Mira, tira y pase que cuando suenan las alarmas del pueblo ni se inmuten (que yo a día de hoy no sé porqué suenan de vez en cuando) debe ser que están acostumbrados y saben el motivo. Pero desde que estoy aquí es la primera vez que algo revienta con esa potencia y no debe ser nada normal. ¡Pero qué poca sangre en las venas! Yo acojonada y el resto tan tranquilos.

Y claro, otra vez se interpone la berrera lingüística. ¿Como le pregunto yo a alguien que es lo que ha pasado? “Oye, esta mañana (con gestos) ¡Bum!” Igual en vez de responderme se descojonan de mí (o igual no, que el humor no lo tienen muy arraigado).

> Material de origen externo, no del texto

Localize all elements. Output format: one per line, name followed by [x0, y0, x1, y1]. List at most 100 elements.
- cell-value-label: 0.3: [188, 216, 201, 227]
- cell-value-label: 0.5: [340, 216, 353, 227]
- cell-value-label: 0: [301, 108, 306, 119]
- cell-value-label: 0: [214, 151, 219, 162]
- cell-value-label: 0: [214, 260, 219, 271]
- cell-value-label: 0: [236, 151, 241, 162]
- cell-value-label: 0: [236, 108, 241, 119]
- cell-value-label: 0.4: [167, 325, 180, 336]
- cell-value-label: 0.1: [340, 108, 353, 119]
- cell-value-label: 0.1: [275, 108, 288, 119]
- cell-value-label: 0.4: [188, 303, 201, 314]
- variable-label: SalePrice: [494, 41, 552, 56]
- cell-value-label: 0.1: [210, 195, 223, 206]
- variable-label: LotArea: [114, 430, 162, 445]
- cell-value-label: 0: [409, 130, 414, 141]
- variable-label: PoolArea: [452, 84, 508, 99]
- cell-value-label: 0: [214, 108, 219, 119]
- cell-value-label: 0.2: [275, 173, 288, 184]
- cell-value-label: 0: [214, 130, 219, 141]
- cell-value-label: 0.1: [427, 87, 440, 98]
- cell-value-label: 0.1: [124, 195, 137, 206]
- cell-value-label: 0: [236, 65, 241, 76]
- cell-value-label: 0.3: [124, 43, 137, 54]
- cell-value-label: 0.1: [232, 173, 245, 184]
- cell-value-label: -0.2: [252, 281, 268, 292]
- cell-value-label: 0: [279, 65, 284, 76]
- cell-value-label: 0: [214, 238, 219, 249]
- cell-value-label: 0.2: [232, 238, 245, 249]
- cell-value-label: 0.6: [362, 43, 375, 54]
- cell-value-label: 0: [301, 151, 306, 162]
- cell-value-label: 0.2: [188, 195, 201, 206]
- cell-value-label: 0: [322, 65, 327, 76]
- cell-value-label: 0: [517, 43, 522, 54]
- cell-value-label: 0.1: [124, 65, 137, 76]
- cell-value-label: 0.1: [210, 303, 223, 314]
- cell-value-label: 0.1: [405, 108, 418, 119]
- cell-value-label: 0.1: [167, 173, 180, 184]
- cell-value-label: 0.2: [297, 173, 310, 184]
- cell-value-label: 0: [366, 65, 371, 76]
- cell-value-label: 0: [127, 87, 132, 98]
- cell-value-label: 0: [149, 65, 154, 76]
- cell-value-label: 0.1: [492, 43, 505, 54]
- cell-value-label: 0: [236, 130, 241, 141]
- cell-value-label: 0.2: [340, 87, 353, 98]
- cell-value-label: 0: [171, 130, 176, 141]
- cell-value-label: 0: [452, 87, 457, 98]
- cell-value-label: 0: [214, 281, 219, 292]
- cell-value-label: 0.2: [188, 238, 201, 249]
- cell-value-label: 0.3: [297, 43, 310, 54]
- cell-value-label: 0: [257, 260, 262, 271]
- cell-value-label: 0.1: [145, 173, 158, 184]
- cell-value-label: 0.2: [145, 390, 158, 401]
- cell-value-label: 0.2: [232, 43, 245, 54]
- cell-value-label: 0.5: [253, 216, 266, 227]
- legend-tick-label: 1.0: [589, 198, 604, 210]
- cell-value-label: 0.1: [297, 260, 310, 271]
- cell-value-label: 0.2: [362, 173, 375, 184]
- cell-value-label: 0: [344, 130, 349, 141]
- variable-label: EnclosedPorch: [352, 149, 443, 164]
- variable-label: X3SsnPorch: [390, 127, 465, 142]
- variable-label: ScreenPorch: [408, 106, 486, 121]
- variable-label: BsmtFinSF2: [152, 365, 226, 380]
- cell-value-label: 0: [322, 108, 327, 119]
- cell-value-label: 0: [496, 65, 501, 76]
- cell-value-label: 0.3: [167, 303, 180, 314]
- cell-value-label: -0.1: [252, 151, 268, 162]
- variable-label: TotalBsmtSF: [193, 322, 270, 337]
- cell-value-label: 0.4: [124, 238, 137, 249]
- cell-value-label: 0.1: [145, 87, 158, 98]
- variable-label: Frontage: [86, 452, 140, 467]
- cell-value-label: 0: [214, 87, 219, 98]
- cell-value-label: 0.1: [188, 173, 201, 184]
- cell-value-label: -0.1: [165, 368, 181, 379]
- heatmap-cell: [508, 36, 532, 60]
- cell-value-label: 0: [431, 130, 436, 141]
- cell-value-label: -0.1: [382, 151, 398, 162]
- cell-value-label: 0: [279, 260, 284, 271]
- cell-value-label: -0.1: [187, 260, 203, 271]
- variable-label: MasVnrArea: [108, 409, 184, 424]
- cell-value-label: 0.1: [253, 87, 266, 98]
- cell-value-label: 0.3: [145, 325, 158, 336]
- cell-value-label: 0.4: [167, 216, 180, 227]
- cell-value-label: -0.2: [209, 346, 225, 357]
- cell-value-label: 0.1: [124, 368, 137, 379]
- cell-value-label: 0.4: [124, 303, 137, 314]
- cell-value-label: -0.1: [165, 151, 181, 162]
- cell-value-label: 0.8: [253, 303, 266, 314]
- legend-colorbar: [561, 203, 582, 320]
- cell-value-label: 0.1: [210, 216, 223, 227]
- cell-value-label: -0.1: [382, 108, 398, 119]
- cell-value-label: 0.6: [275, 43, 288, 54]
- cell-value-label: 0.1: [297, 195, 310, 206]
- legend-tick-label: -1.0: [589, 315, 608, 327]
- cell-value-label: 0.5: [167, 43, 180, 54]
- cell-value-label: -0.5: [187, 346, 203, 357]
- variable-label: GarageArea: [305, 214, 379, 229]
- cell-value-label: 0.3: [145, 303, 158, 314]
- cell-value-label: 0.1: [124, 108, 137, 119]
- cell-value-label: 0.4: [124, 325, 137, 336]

De todas maneras, no creo que pudiera llegar a entenderlos. Y entre eso y que hoy a tocado tarde de dentista otra vez, pues sigo con la intriga.

A ver si mañana consigo averiguar que ha pasado, y ya de paso por qué suenan las puñeteras sirenas, que estoy más mosqueada que un pavo en Navidad con tanto ruido raro y me gustaría tener alguna respuesta. Pero de verdad, cada día me parece un sitio más extraño.